Voltando à apreciação da prova, mormente a questão das transferências "salgadas", o que me repugna especialmente não é o facto de o Ivo ter descredibilizado as declarações do Bataglia, mas sim de as achar MENOS dignas de crédito que as do próprio Salgado e seus ajudantes/cúmplices/beneficiários.
Só mais uma palavrinha sobre a sua afirmação acerca das fugas de elementos processuais para os media: eu não acredito que tenha sido o MP ou o Juiz a fazê-lo. Se o admitisse, teria que fazer como o Caifás: rasgaria as minhas vestes! Salvo alguma perversa excepção (e admito que as haja, obviamente), um magistrado que se preze minimamente não se presta a tal baixeza. Nunca lhe ocorreu que a coisa possa ter vindo da própria defesa, para lançar a confusão e o descrédito sobre aqueloutros?
Caríssimo,
Não posso entrar nessas tecnicidades, mas agradeço a informação.
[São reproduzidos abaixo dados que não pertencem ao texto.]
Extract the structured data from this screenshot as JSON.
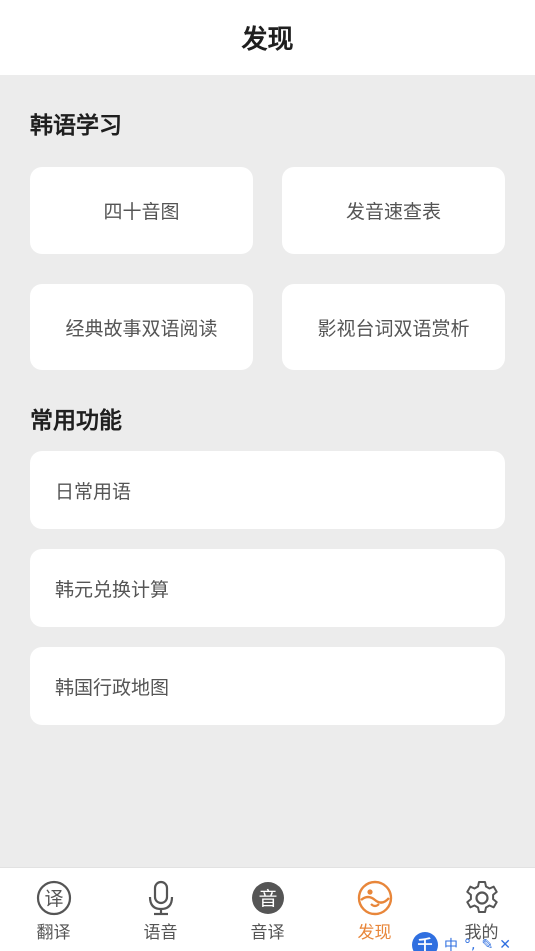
{
  "header": {
    "title": "发现"
  },
  "korean_study": {
    "title": "韩语学习",
    "cards": [
      {
        "label": "四十音图"
      },
      {
        "label": "发音速查表"
      },
      {
        "label": "经典故事双语阅读"
      },
      {
        "label": "影视台词双语赏析"
      }
    ]
  },
  "common_functions": {
    "title": "常用功能",
    "items": [
      {
        "label": "日常用语"
      },
      {
        "label": "韩元兑换计算"
      },
      {
        "label": "韩国行政地图"
      }
    ]
  },
  "tabbar": {
    "active_color": "#e8863a",
    "inactive_color": "#555555",
    "tabs": [
      {
        "label": "翻译",
        "icon": "translate-icon",
        "glyph": "译"
      },
      {
        "label": "语音",
        "icon": "microphone-icon"
      },
      {
        "label": "音译",
        "icon": "transliterate-icon",
        "glyph": "音"
      },
      {
        "label": "发现",
        "icon": "discover-icon",
        "active": true
      },
      {
        "label": "我的",
        "icon": "gear-icon"
      }
    ]
  },
  "ime": {
    "logo": "千",
    "mode": "中"
  }
}
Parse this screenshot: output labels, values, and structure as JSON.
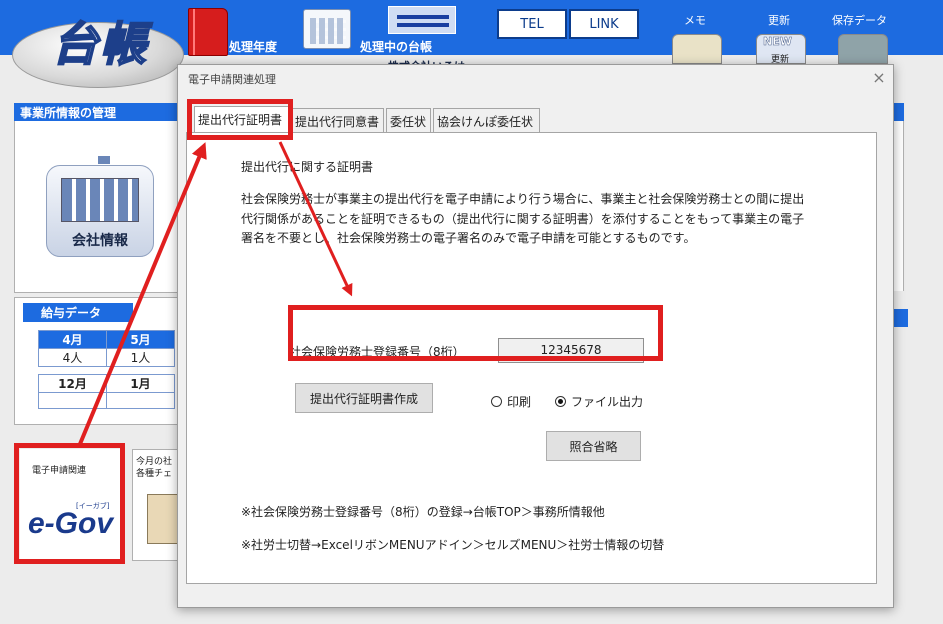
{
  "header": {
    "logo_text": "台帳",
    "processing_year_label": "処理年度",
    "current_ledger_label": "処理中の台帳",
    "current_ledger_value": "株式会社いろは",
    "tel_button": "TEL",
    "link_button": "LINK",
    "memo_label": "メモ",
    "update_label": "更新",
    "update_badge": "NEW",
    "update_sub": "更新",
    "saved_data_label": "保存データ"
  },
  "sidebar": {
    "office_panel_title": "事業所情報の管理",
    "company_info_label": "会社情報",
    "payroll_title": "給与データ",
    "payroll_rows": [
      [
        "4月",
        "5月"
      ],
      [
        "4人",
        "1人"
      ],
      [
        "12月",
        "1月"
      ],
      [
        "",
        ""
      ]
    ],
    "egov_title": "電子申請関連",
    "egov_logo": "e-Gov",
    "egov_sub": "[イーガブ]",
    "monthly_title_1": "今月の社",
    "monthly_title_2": "各種チェ"
  },
  "dialog": {
    "title": "電子申請関連処理",
    "close_icon": "×",
    "tabs": [
      {
        "label": "提出代行証明書",
        "active": true
      },
      {
        "label": "提出代行同意書",
        "active": false
      },
      {
        "label": "委任状",
        "active": false
      },
      {
        "label": "協会けんぽ委任状",
        "active": false
      }
    ],
    "heading": "提出代行に関する証明書",
    "description": [
      "社会保険労務士が事業主の提出代行を電子申請により行う場合に、事業主と社会保険労務士との間に提出",
      "代行関係があることを証明できるもの（提出代行に関する証明書）を添付することをもって事業主の電子",
      "署名を不要とし、社会保険労務士の電子署名のみで電子申請を可能とするものです。"
    ],
    "reg_number_label": "社会保険労務士登録番号（8桁）",
    "reg_number_value": "12345678",
    "create_button": "提出代行証明書作成",
    "output_options": [
      {
        "label": "印刷",
        "selected": false
      },
      {
        "label": "ファイル出力",
        "selected": true
      }
    ],
    "seal_button": "照合省略",
    "notes": [
      "※社会保険労務士登録番号（8桁）の登録→台帳TOP＞事務所情報他",
      "※社労士切替→ExcelリボンMENUアドイン＞セルズMENU＞社労士情報の切替"
    ]
  },
  "colors": {
    "header_blue": "#1d6be0",
    "annotation_red": "#e01f1f"
  }
}
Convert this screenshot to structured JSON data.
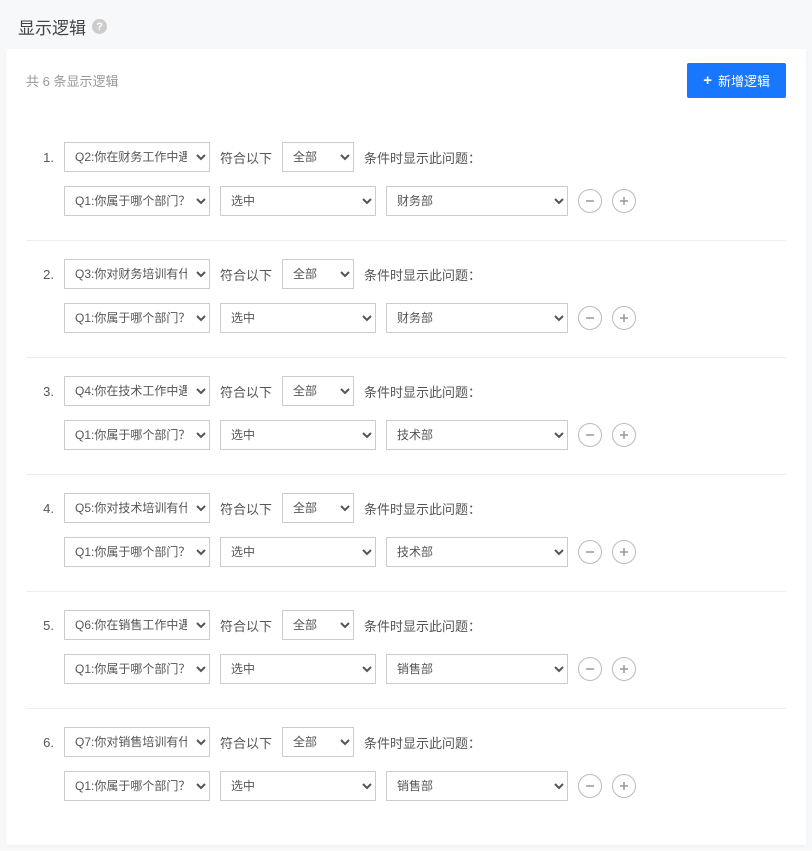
{
  "header": {
    "title": "显示逻辑",
    "help_icon": "?"
  },
  "panel": {
    "count_prefix": "共 ",
    "count_number": "6",
    "count_suffix": " 条显示逻辑",
    "add_button_label": "新增逻辑",
    "plus_symbol": "+"
  },
  "labels": {
    "meets_following": "符合以下",
    "conditions_show": "条件时显示此问题："
  },
  "rules": [
    {
      "index": "1.",
      "target_question": "Q2:你在财务工作中遇",
      "scope": "全部",
      "cond_question": "Q1:你属于哪个部门？",
      "operator": "选中",
      "value": "财务部"
    },
    {
      "index": "2.",
      "target_question": "Q3:你对财务培训有什",
      "scope": "全部",
      "cond_question": "Q1:你属于哪个部门？",
      "operator": "选中",
      "value": "财务部"
    },
    {
      "index": "3.",
      "target_question": "Q4:你在技术工作中遇",
      "scope": "全部",
      "cond_question": "Q1:你属于哪个部门？",
      "operator": "选中",
      "value": "技术部"
    },
    {
      "index": "4.",
      "target_question": "Q5:你对技术培训有什",
      "scope": "全部",
      "cond_question": "Q1:你属于哪个部门？",
      "operator": "选中",
      "value": "技术部"
    },
    {
      "index": "5.",
      "target_question": "Q6:你在销售工作中遇",
      "scope": "全部",
      "cond_question": "Q1:你属于哪个部门？",
      "operator": "选中",
      "value": "销售部"
    },
    {
      "index": "6.",
      "target_question": "Q7:你对销售培训有什",
      "scope": "全部",
      "cond_question": "Q1:你属于哪个部门？",
      "operator": "选中",
      "value": "销售部"
    }
  ]
}
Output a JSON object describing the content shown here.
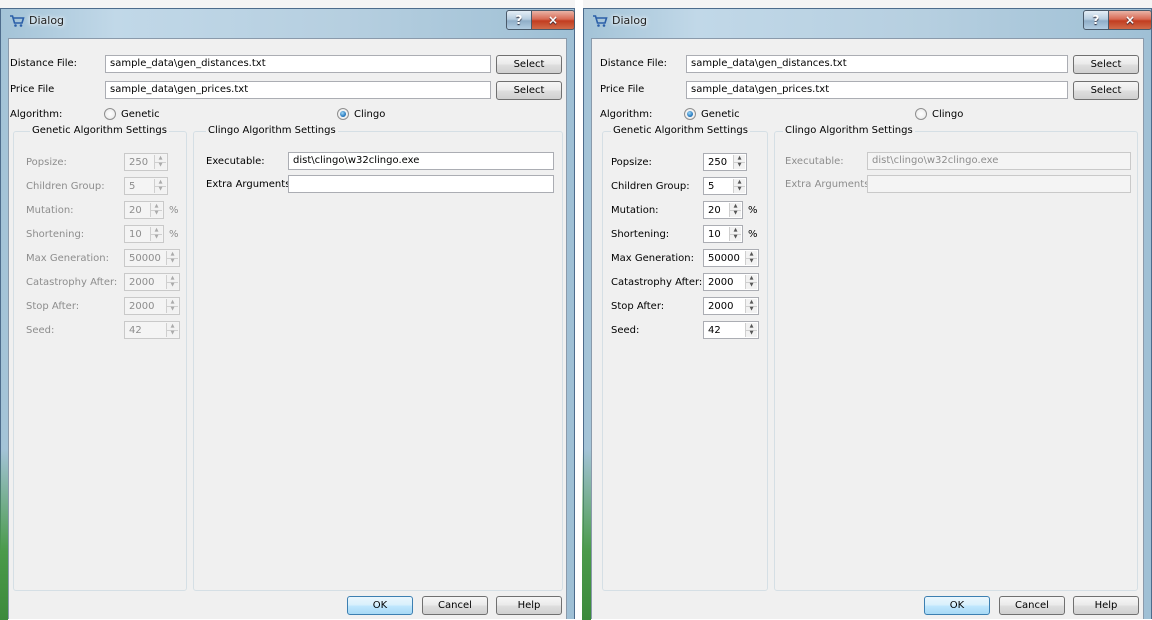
{
  "dialogs": [
    {
      "title": "Dialog",
      "distance_label": "Distance File:",
      "distance_value": "sample_data\\gen_distances.txt",
      "price_label": "Price File",
      "price_value": "sample_data\\gen_prices.txt",
      "select_label": "Select",
      "algorithm_label": "Algorithm:",
      "genetic_label": "Genetic",
      "clingo_label": "Clingo",
      "selected_algorithm": "Clingo",
      "genetic_group_title": "Genetic Algorithm Settings",
      "clingo_group_title": "Clingo Algorithm Settings",
      "params": [
        {
          "label": "Popsize:",
          "value": "250",
          "suffix": ""
        },
        {
          "label": "Children Group:",
          "value": "5",
          "suffix": ""
        },
        {
          "label": "Mutation:",
          "value": "20",
          "suffix": "%"
        },
        {
          "label": "Shortening:",
          "value": "10",
          "suffix": "%"
        },
        {
          "label": "Max Generation:",
          "value": "50000",
          "suffix": ""
        },
        {
          "label": "Catastrophy After:",
          "value": "2000",
          "suffix": ""
        },
        {
          "label": "Stop After:",
          "value": "2000",
          "suffix": ""
        },
        {
          "label": "Seed:",
          "value": "42",
          "suffix": ""
        }
      ],
      "executable_label": "Executable:",
      "executable_value": "dist\\clingo\\w32clingo.exe",
      "extra_args_label": "Extra Arguments:",
      "extra_args_value": "",
      "ok_label": "OK",
      "cancel_label": "Cancel",
      "help_label": "Help",
      "help_title_btn": "?",
      "close_title_btn": "×"
    },
    {
      "title": "Dialog",
      "distance_label": "Distance File:",
      "distance_value": "sample_data\\gen_distances.txt",
      "price_label": "Price File",
      "price_value": "sample_data\\gen_prices.txt",
      "select_label": "Select",
      "algorithm_label": "Algorithm:",
      "genetic_label": "Genetic",
      "clingo_label": "Clingo",
      "selected_algorithm": "Genetic",
      "genetic_group_title": "Genetic Algorithm Settings",
      "clingo_group_title": "Clingo Algorithm Settings",
      "params": [
        {
          "label": "Popsize:",
          "value": "250",
          "suffix": ""
        },
        {
          "label": "Children Group:",
          "value": "5",
          "suffix": ""
        },
        {
          "label": "Mutation:",
          "value": "20",
          "suffix": "%"
        },
        {
          "label": "Shortening:",
          "value": "10",
          "suffix": "%"
        },
        {
          "label": "Max Generation:",
          "value": "50000",
          "suffix": ""
        },
        {
          "label": "Catastrophy After:",
          "value": "2000",
          "suffix": ""
        },
        {
          "label": "Stop After:",
          "value": "2000",
          "suffix": ""
        },
        {
          "label": "Seed:",
          "value": "42",
          "suffix": ""
        }
      ],
      "executable_label": "Executable:",
      "executable_value": "dist\\clingo\\w32clingo.exe",
      "extra_args_label": "Extra Arguments:",
      "extra_args_value": "",
      "ok_label": "OK",
      "cancel_label": "Cancel",
      "help_label": "Help",
      "help_title_btn": "?",
      "close_title_btn": "×"
    }
  ],
  "colors": {
    "title_gradient": "#c1d8e8",
    "radio_selected": "#1a6fb8",
    "disabled_text": "#8d8d8d",
    "default_button_border": "#3c7fb1"
  }
}
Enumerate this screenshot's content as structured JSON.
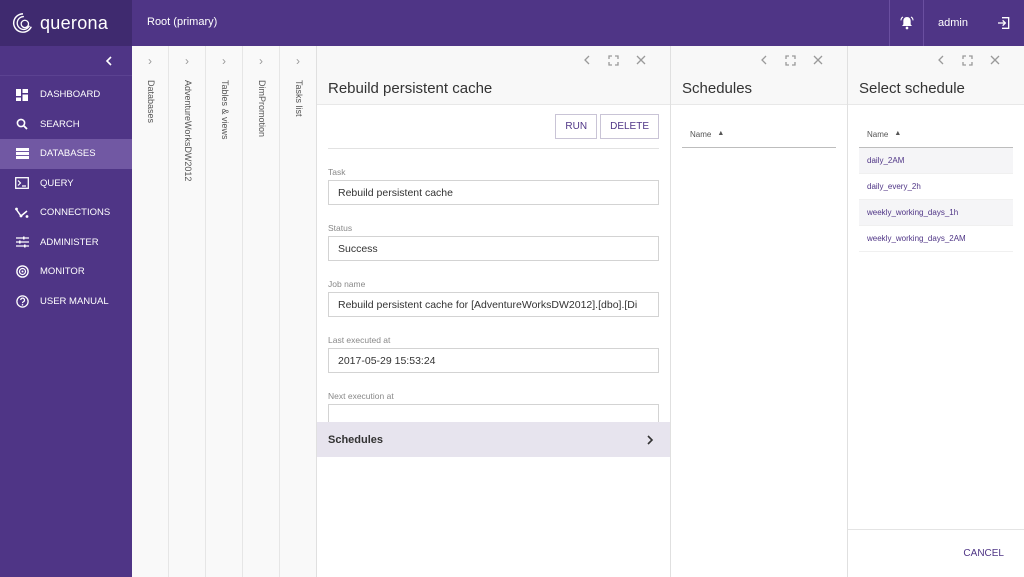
{
  "app": {
    "name": "querona",
    "breadcrumb": "Root (primary)"
  },
  "header": {
    "user": "admin",
    "notifications_icon": "bell-icon",
    "logout_icon": "logout-icon"
  },
  "sidebar": {
    "collapse_icon": "chevron-left-icon",
    "items": [
      {
        "label": "DASHBOARD",
        "icon": "dashboard-icon",
        "active": false
      },
      {
        "label": "SEARCH",
        "icon": "search-icon",
        "active": false
      },
      {
        "label": "DATABASES",
        "icon": "databases-icon",
        "active": true
      },
      {
        "label": "QUERY",
        "icon": "terminal-icon",
        "active": false
      },
      {
        "label": "CONNECTIONS",
        "icon": "connections-icon",
        "active": false
      },
      {
        "label": "ADMINISTER",
        "icon": "sliders-icon",
        "active": false
      },
      {
        "label": "MONITOR",
        "icon": "monitor-icon",
        "active": false
      },
      {
        "label": "USER MANUAL",
        "icon": "help-icon",
        "active": false
      }
    ]
  },
  "collapsed_panels": [
    {
      "label": "Databases"
    },
    {
      "label": "AdventureWorksDW2012"
    },
    {
      "label": "Tables & views"
    },
    {
      "label": "DimPromotion"
    },
    {
      "label": "Tasks list"
    }
  ],
  "task_panel": {
    "title": "Rebuild persistent cache",
    "run_label": "RUN",
    "delete_label": "DELETE",
    "fields": [
      {
        "label": "Task",
        "value": "Rebuild persistent cache"
      },
      {
        "label": "Status",
        "value": "Success"
      },
      {
        "label": "Job name",
        "value": "Rebuild persistent cache for [AdventureWorksDW2012].[dbo].[Di"
      },
      {
        "label": "Last executed at",
        "value": "2017-05-29 15:53:24"
      },
      {
        "label": "Next execution at",
        "value": ""
      }
    ],
    "schedules_label": "Schedules"
  },
  "schedules_panel": {
    "title": "Schedules",
    "column": "Name",
    "rows": []
  },
  "select_schedule_panel": {
    "title": "Select schedule",
    "column": "Name",
    "rows": [
      "daily_2AM",
      "daily_every_2h",
      "weekly_working_days_1h",
      "weekly_working_days_2AM"
    ],
    "cancel_label": "CANCEL"
  }
}
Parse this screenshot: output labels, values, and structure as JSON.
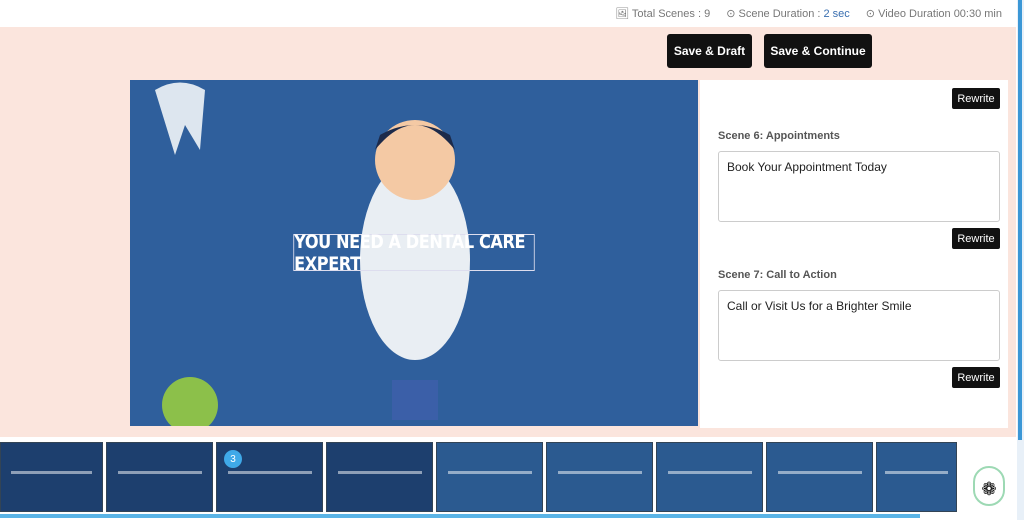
{
  "stats": {
    "total_scenes": "Total Scenes : 9",
    "scene_duration_label": "Scene Duration :",
    "scene_duration_value": "2 sec",
    "video_duration": "Video Duration 00:30 min"
  },
  "toolbar": {
    "save_draft": "Save & Draft",
    "save_continue": "Save & Continue"
  },
  "preview": {
    "caption": "YOU NEED A DENTAL CARE EXPERT"
  },
  "scenes": [
    {
      "label": "Scene 6: Appointments",
      "text": "Book Your Appointment Today",
      "rewrite": "Rewrite"
    },
    {
      "label": "Scene 7: Call to Action",
      "text": "Call or Visit Us for a Brighter Smile",
      "rewrite": "Rewrite"
    }
  ],
  "top_rewrite": "Rewrite",
  "timeline": {
    "selected_badge": "3"
  }
}
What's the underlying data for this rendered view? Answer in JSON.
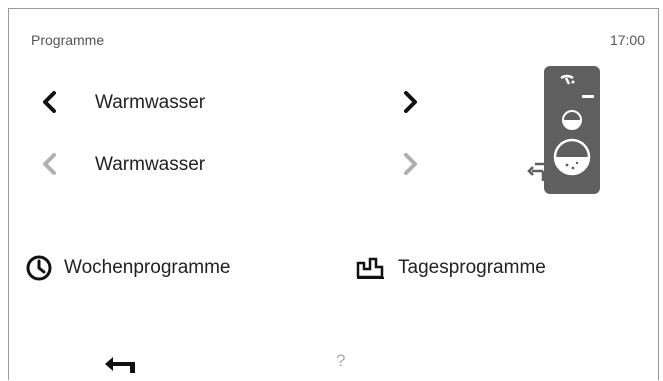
{
  "header": {
    "title": "Programme",
    "time": "17:00"
  },
  "program_rows": [
    {
      "label": "Warmwasser",
      "state": "active"
    },
    {
      "label": "Warmwasser",
      "state": "inactive"
    }
  ],
  "actions": {
    "weekly_label": "Wochenprogramme",
    "daily_label": "Tagesprogramme"
  },
  "footer": {
    "help_label": "?"
  },
  "colors": {
    "active": "#111111",
    "inactive": "#b0b0b0",
    "tank": "#5f5f5f",
    "accent_white": "#ffffff"
  },
  "icons": {
    "week": "clock-icon",
    "day": "day-profile-icon",
    "tank": "hot-water-tank-icon",
    "back": "back-arrow-icon"
  }
}
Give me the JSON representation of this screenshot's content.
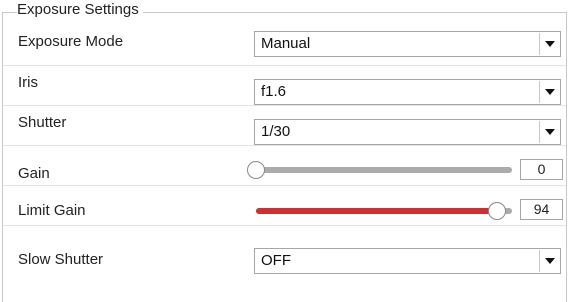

Contudo, se ele cometeu uma ilegalidade, como diz, surpreende-me que tal não seja motivo para anulação. Mas, lá está, sobre o assunto nada percebo.
Como disse, não vi a leitura, e não sei se o juiz valorou de forma idêntica ou não os referidos testemunhos. Para mim, são todas indignas de crédito, as do Sócrates incluído. Não vejo ali ninguém merecedor de grande respeito. Se o juiz deu as palavras do Salgado como boas e não as do Bataglia, não vejo porquê. Para mim valem todas zero. Tem é de se provar; e quando a autoridade judicial comete atropelos, eu fico também de pé atrás.
Um dos atropelos cometidos foi a detenção do Sócrates em directo. Ora como aí ainda não havia advogados de defesa, por exclusão de partes, quem terá chamado os jornalistas para o país ver um ex-Primeiro Ministro ir dentro? Quanto às vestes, meu caro, espero que guarde a decência indumentária nos nossos próximos encontros.
Quero reafirmar o que escrevi, independentemente de outras considerações: os me(r)dia estavam de facas afiadas prontos para a golpear o juiz, se a decisão não fosse do seu agrado: a saber, a corroboração da acusação. Justiça? Querem cá saber... O que lhe interessa é sangue.
Acho magnífico alguém que se dispõe a enfrentar a turba, cumprindo o seu dever. Cometeu erros? Aí está a segunda instância para rectificá-los, ou não.